[CHAPTER XI]
CROWNS, CORONETS, AND COLLARS
Crowns and Coronets; Introduction of Coronets; Coronets of Princes, Dukes, and Earls; Bequests of Coronets; Illustrations of Coronets and Crowns; Collars and Chains; Collars of Orders; Lancastrian Collars of SS; Yorkist Collars of Suns and Roses; Tudor Collars of SS; Other Livery Collars; Waits' Collars; Collars and Chains of Mayors, Mayoresses, and Sheriffs; The Revival of Collars; Inordinate Length of modern Collars.

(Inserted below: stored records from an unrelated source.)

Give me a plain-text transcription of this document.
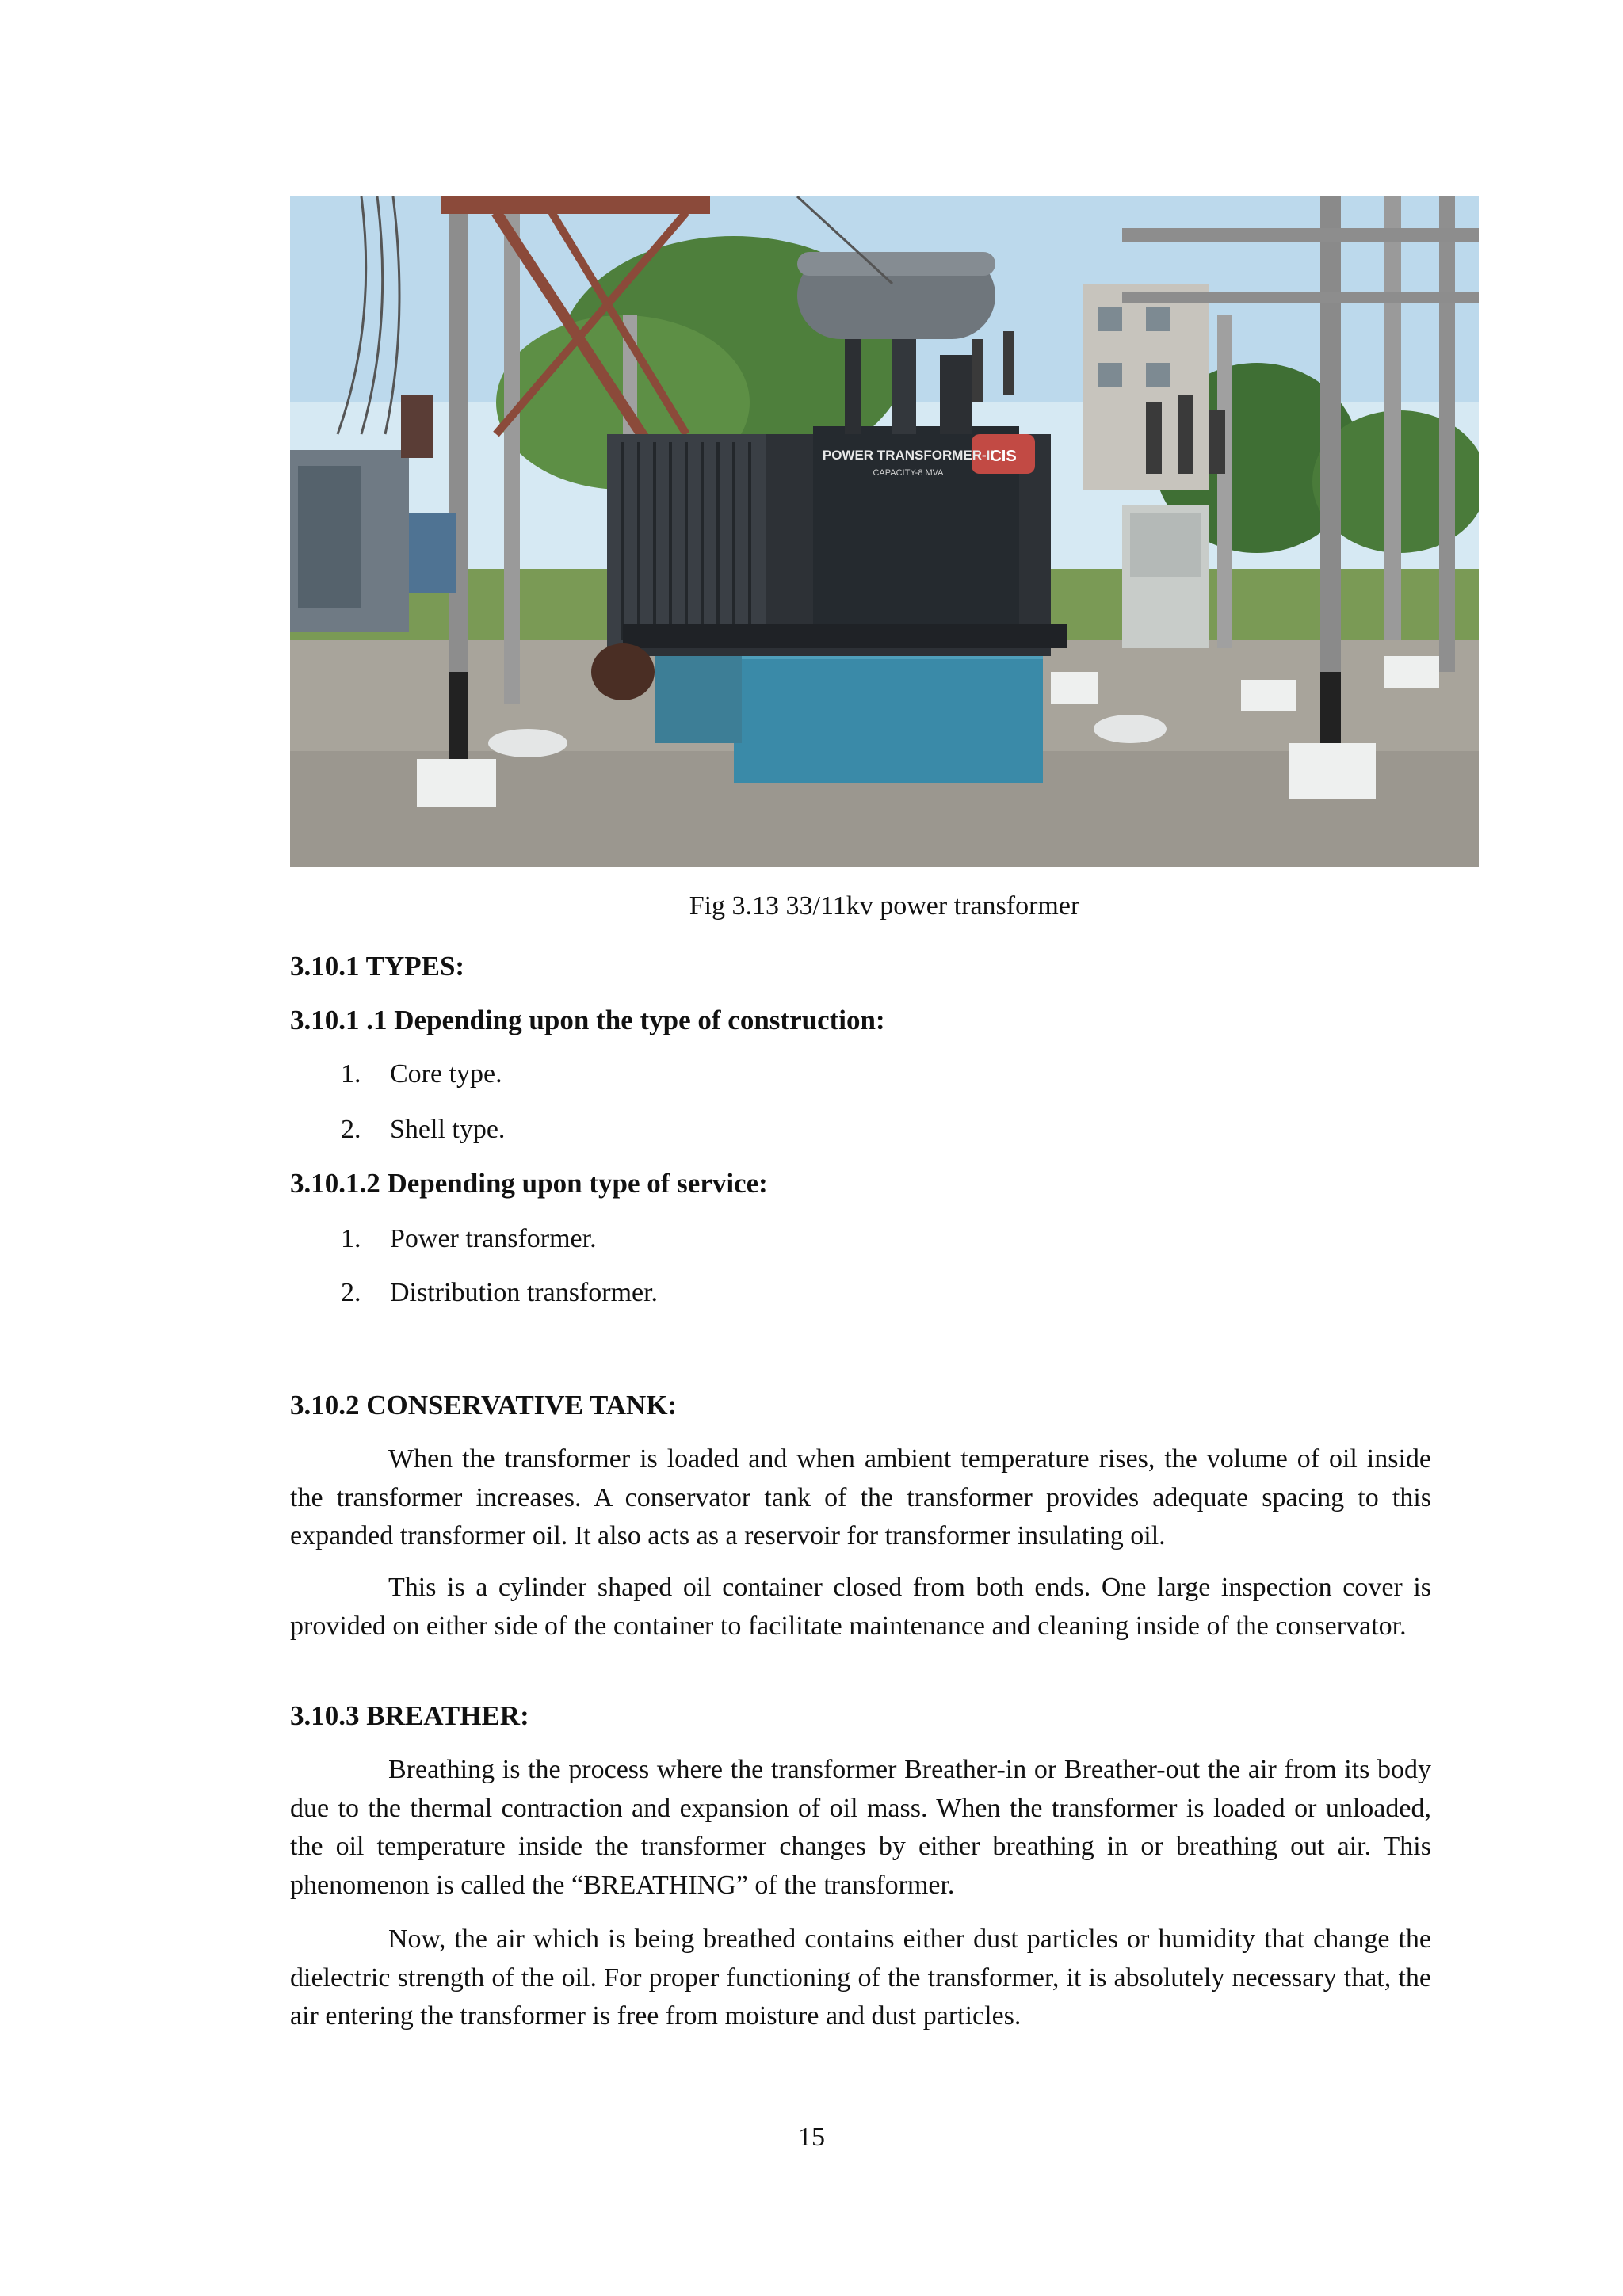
POWER TRANSFORMER-II
CAPACITY-8 MVA
CIS
Fig 3.13 33/11kv power transformer
3.10.1 TYPES:
3.10.1 .1 Depending upon the type of construction:
1. Core type.
2. Shell type.
3.10.1.2 Depending upon type of service:
1. Power transformer.
2. Distribution transformer.
3.10.2 CONSERVATIVE TANK:
When the transformer is loaded and when ambient temperature rises, the volume of oil inside the transformer increases. A conservator tank of the transformer provides adequate spacing to this expanded transformer oil. It also acts as a reservoir for transformer insulating oil.
This is a cylinder shaped oil container closed from both ends. One large inspection cover is provided on either side of the container to facilitate maintenance and cleaning inside of the conservator.
3.10.3 BREATHER:
Breathing is the process where the transformer Breather-in or Breather-out the air from its body due to the thermal contraction and expansion of oil mass. When the transformer is loaded or unloaded, the oil temperature inside the transformer changes by either breathing in or breathing out air. This phenomenon is called the “BREATHING” of the transformer.
Now, the air which is being breathed contains either dust particles or humidity that change the dielectric strength of the oil. For proper functioning of the transformer, it is absolutely necessary that, the air entering the transformer is free from moisture and dust particles.
15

At the present day it is the habit of divers ladies of rank to surmount their hair, when occasion allows, with diamond tiaras of surpassing splendour. The ladies of olden time were not free from a similar weakness, but the diamond mines of South Africa being then unknown, and other gems too costly, they encouraged the goldsmiths to make them beautiful crowns and crestings, with which they adorned their heads and headgear. A reference to the accurate drawings and details published by Stothard in his Monumental Effigies will show not only the high artistic excellence of these ornaments, but also how becoming they were to the ladies who wore them. They varied greatly in design, from the simple circlet of fleurons and trefoils of Queen Eleanor of Castile (fig. [158]) to the sumptuous piece of jewellery beset with pearls and stones, which is represented on the alabaster effigy of Queen Joan at Canterbury (fig. [159]) and reflects so worthily the yet more splendid crown of her husband, King Henry IV (fig. [173]).
Fig. 158. Crowned effigy of Queen Eleanor at Westminster.